Referenciação das gémeas foi a única exceção na marcação de consultas em Santa Maria

No caso das gémeas, a marcação foi feita diretamente, o que não se enquadra nas regras da portaria. Segundo a auditoria do Hospital de Santa Maria, em todos os outros casos de crianças que receberam o medicamento Zolgensma, para a atrofia muscular espinhal, “não foram detetados desvios nos procedimentos de controlo internos”.

“Não marquei nenhuma consulta”, reafirma Lacerda Sales

A auditoria — que foi entretanto remetida pelo Centro Hospitalar e Universitário de Lisboa Norte, que integra o Santa Maria, para o Ministério da Saúde e para a Inspeção Geral das Atividades em Saúde — revela ainda que a primeira consulta das gémeas luso-brasileiras no hospital ocorreu a 5 de dezembro de 2019.

Em reação às conclusões da auditoria, apresentadas esta quarta-feira no Parlamento pela presidente do CHULN Ana Paula Martins, Lacerda Sales voltou a afirmar que não marcou qualquer consulta para as gémeas luso-brasileiras e garante que não teve conhecimento de qualquer pedido que tenha partido do seu gabinete.

Não marquei nenhuma consulta no SNS e por isso estou perfeitamente tranquilo em relação a este assunto. Começaram por dizer que tinha sido eu a marcar uma consulta e já perceberam que não fui.

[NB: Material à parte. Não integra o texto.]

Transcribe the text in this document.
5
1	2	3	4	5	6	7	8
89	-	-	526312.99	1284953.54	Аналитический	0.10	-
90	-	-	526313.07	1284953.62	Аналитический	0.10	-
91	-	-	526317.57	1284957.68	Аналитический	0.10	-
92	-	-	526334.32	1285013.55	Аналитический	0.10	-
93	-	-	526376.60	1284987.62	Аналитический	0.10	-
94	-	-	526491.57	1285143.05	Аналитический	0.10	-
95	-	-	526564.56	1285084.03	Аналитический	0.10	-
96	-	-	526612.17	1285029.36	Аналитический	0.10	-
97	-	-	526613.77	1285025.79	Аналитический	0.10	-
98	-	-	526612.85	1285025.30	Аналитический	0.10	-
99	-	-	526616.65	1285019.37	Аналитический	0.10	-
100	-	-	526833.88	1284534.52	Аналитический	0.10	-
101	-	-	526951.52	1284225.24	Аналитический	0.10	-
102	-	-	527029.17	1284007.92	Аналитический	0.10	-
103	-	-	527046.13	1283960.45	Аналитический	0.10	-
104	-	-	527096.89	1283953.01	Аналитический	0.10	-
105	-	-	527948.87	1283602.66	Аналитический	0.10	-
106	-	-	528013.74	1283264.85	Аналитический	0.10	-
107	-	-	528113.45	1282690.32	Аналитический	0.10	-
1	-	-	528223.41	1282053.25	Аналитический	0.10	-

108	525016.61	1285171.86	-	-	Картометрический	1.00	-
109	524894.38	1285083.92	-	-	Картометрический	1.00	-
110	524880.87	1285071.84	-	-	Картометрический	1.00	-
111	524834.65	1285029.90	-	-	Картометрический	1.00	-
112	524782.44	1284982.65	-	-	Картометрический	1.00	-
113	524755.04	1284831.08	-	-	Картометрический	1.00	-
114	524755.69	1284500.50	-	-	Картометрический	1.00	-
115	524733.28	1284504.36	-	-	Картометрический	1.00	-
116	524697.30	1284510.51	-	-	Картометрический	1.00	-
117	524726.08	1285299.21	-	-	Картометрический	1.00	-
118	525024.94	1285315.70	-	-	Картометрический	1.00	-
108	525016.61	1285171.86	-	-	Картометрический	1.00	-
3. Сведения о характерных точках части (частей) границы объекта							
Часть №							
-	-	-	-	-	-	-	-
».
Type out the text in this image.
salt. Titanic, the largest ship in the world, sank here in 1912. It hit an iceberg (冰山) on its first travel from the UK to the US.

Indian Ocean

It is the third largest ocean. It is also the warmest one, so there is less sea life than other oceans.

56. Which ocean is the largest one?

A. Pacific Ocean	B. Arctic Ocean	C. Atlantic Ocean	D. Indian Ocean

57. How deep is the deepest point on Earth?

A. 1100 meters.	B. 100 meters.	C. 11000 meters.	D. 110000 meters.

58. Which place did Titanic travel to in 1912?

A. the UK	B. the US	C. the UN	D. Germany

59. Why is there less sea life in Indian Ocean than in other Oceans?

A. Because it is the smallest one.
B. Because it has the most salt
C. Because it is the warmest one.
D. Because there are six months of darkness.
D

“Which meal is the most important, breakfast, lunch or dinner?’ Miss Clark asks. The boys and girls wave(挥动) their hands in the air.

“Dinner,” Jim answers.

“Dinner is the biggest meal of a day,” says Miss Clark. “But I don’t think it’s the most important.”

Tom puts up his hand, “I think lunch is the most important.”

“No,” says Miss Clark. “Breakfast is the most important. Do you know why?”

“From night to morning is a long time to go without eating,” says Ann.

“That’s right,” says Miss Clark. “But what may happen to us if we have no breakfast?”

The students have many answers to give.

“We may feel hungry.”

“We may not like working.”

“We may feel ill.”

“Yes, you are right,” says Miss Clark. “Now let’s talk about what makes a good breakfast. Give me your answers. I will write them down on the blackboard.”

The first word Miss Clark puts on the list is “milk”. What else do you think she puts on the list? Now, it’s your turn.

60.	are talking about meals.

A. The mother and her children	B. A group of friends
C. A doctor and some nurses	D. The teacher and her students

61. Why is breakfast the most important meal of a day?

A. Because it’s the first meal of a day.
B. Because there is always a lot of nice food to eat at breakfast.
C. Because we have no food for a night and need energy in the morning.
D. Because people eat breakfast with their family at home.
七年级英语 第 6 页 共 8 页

Depois, haveria um e-mail, não há nenhum e-mail. Já pedi os documentos várias vezes”, disse o antigo secretário de Estado da Saúde, em declarações à Antena 1.

Lacerda Sales disse não ter tido conhecimento do telefonema em causa e acrescentou que “gostaria de ter documentos que o comprovassem”, já que, nas atuais circunstâncias, a informação disponível fica no “campo das suposições e das indefinições”.